Beberapa bulan setelah itu, anda sedang berada bersama sang tuan rumah ketika dia melihat anak bungsunya dari kejauhan, lalu berlari mendapatkan anak bungsunya itu dan merangkul serta menciumnya. Walaupun baju anak itu compang-camping tak keruan dan memancarkan aroma yang tidak sedap, sang ayah menangis haru dan penuh sukacita selagi dia merangkul si anak bungsu. Anda mendengar si anak bungsu mengaku kepada sang ayah, bahwa dirinya telah berdosa dan tidak layak disebut anak oleh sang ayah. Apakah anda berpikir, bahwa anak bungsu ini bahkan tidak pantas menjadi orang upahan seperti diri anda? Atau anda merasa lega, bahwa si anak bungsu sudah kembali baik-baik ke rumah?
Cobalah menggambarkan sukacita dan rasa lega sebagaimana kelihatan pada wajah sang ayah. Ia begitu berbahagia, sehingga langsung saja dia mengajak orang-orangnya untuk menyiapkan perjamuan besar-besaran dengan menyembelih lembu, dan kemudian merayakannya bersama seluruh isi rumah. Selagi sang ayah membawa anaknya yang sudah bertobat itu ke dalam rumah, dan dia memerintahkan anda menyiapkan air untuk mandi si anak bungsu dan mencari pakaian yang terbaik baginya; apakah anda pikir anda akan tersenyum kepada si anak bungsu (tanpa terpaksa) seperti yang telah ditunjukkan oleh ayahnya? Kemudian ketika anda pergi ke luar untuk membuang air kotor bekas mandi si anak bungsu, anda berpapasan dengan anak yang sulung. Si anak sulung itu menjadi marah ketika dia mendengar tentang kembalinya adik laki-lakinya dan diselenggarakannya pesta makan-minum untuk kehormatan si adik. Anda tentu memahami kemarahan si anak sulung, namun anda pun mulai mengerti pengampunan sang ayah. Anda masuk ke ruang pesta perjamuan dan membisikkan informasi penting kepada sang ayah, yaitu bahwa anak sulungnya marah besar terhadap segala sesuatu yang telah terjadi dan tengah berlangsung pada saat itu.
Sang ayah langsung pergi ke luar dan merangkul anak sulungnya. Dapatkah anda melihat kasih yang terpancar keluar dari wajah sang ayah? Bagaimana kiranya adegan terakhir ini menyentuh anda? Sampai meluluhkan hati andakah?

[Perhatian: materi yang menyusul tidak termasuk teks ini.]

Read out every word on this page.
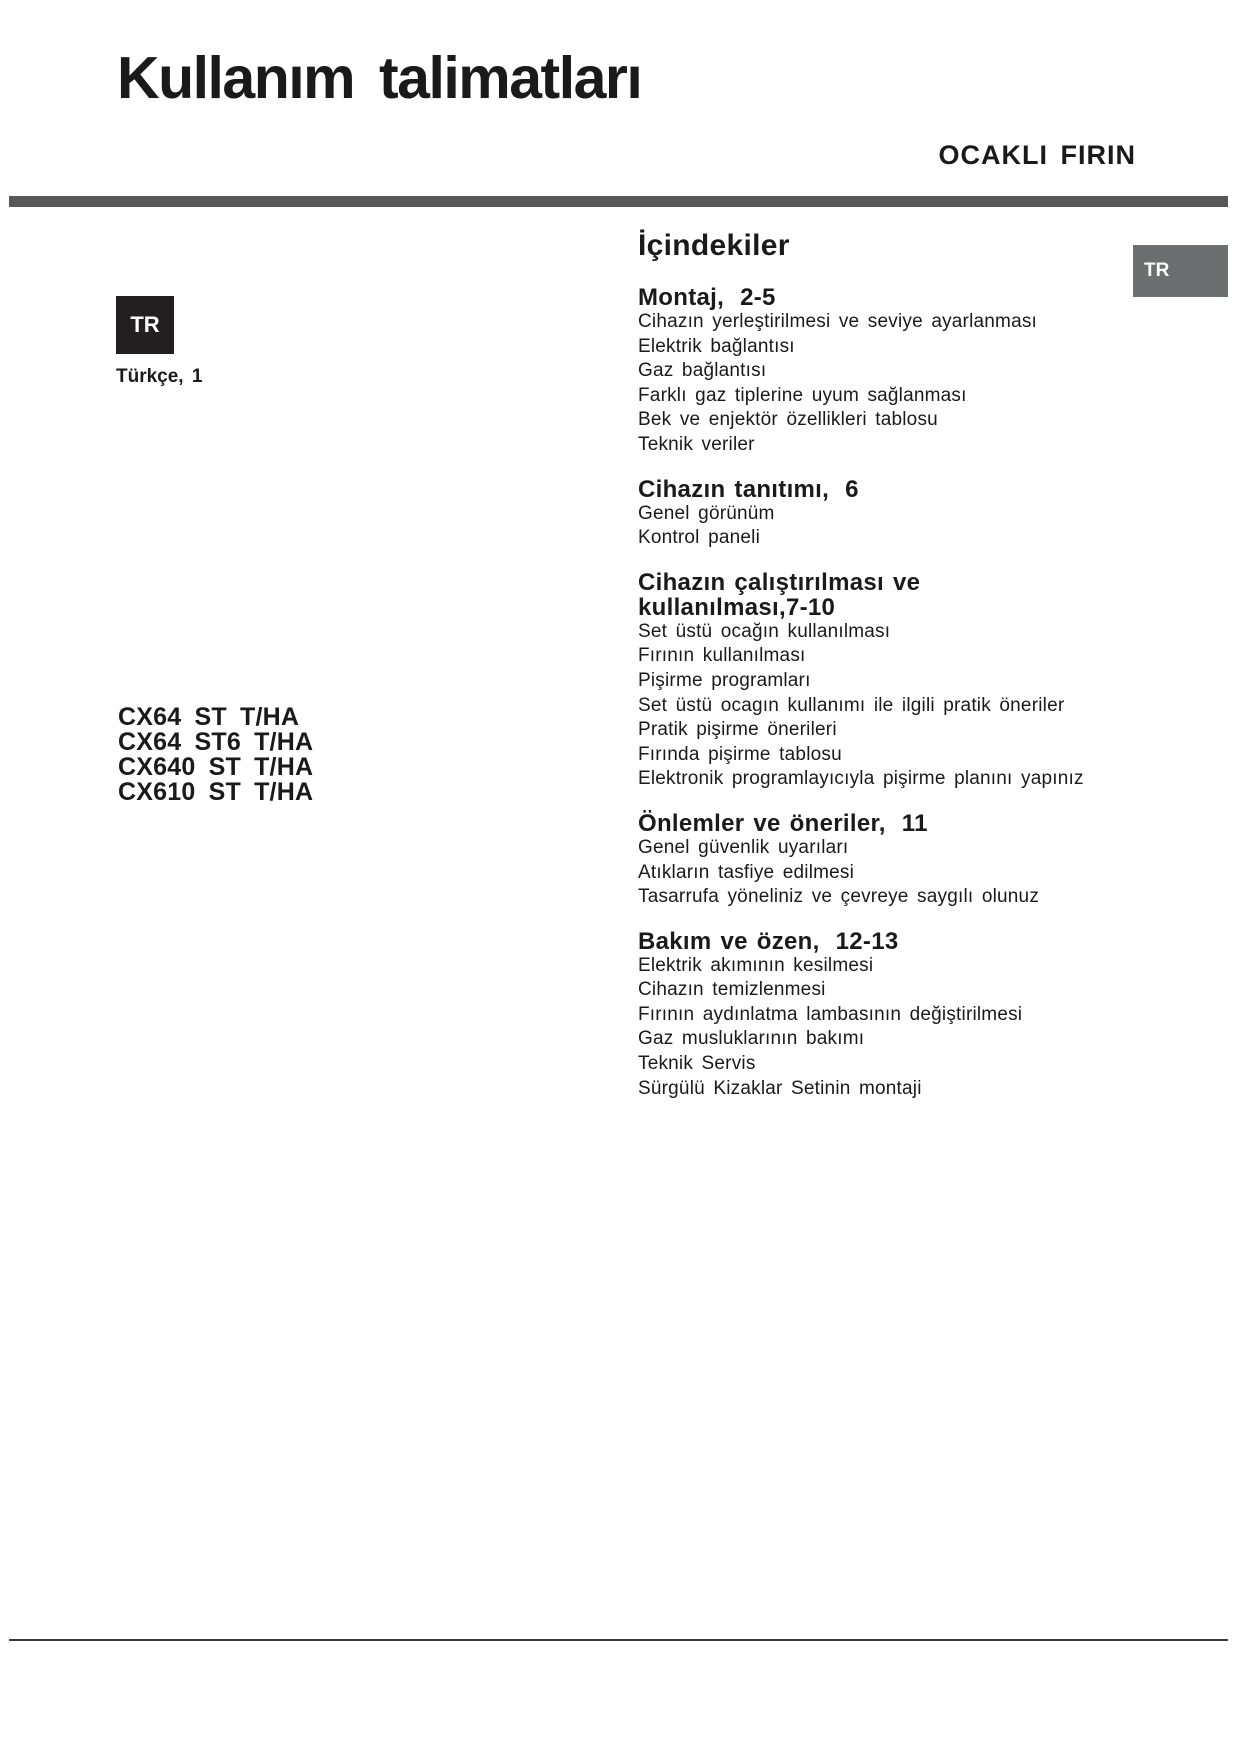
Kullanım talimatları
OCAKLI FIRIN
TR
TR
Türkçe, 1
CX64 ST T/HA
CX64 ST6 T/HA
CX640 ST T/HA
CX610 ST T/HA
İçindekiler
Montaj, 2-5
Cihazın yerleştirilmesi ve seviye ayarlanması
Elektrik bağlantısı
Gaz bağlantısı
Farklı gaz tiplerine uyum sağlanması
Bek ve enjektör özellikleri tablosu
Teknik veriler
Cihazın tanıtımı, 6
Genel görünüm
Kontrol paneli
Cihazın çalıştırılması ve
kullanılması,7-10
Set üstü ocağın kullanılması
Fırının kullanılması
Pişirme programları
Set üstü ocagın kullanımı ile ilgili pratik öneriler
Pratik pişirme önerileri
Fırında pişirme tablosu
Elektronik programlayıcıyla pişirme planını yapınız
Önlemler ve öneriler, 11
Genel güvenlik uyarıları
Atıkların tasfiye edilmesi
Tasarrufa yöneliniz ve çevreye saygılı olunuz
Bakım ve özen, 12-13
Elektrik akımının kesilmesi
Cihazın temizlenmesi
Fırının aydınlatma lambasının değiştirilmesi
Gaz musluklarının bakımı
Teknik Servis
Sürgülü Kizaklar Setinin montaji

Kita semua merobek-robek atau mencabik-cabik hati Bapa kita di surga pada saat kita pergi meninggalkan Dia seperti yang dilakukan si anak bungsu. Pertanyaan yang harus diajukan adalah apakah kita mengatakan kepada Bapa surgawi bahwa tidak mungkinlah kita diampuni karena sudah sedemikian “gilanya” terjerumus ke dalam kedosaan. Ataukah kita memperkenankan Dia merangkul kita erat-erat dengan belas kasih-Nya? Hidup ini adalah sebuah pilihan – LIFE IS A CHOICE !!!
DOA: Bapa surgawi, terima kasih penuh syukur kuhaturkan kepada-Mu untuk kasih-Mu kepadaku yang tanpa syarat dan juga pengampunan-Mu atas segala dosa-dosaku, baik melalui pikiran, perbuatan, perbuatan maupun kelalaian – teristimewa kelalaian untuk mengasihi sesamaku tanpa memandang perbedaan-perbedaan yang ada: status sosial-ekonomi, ras/bangsa, suku, bahasa, agama. Apabila aku berada dalam keadaan yang tidak benar di mata-Mu, tolonglah aku agar mau dan mampu berlari mendapati-Mu dan jatuh ke dalam pelukan-Mu yang penuh kasih dan pengampunan. Amin.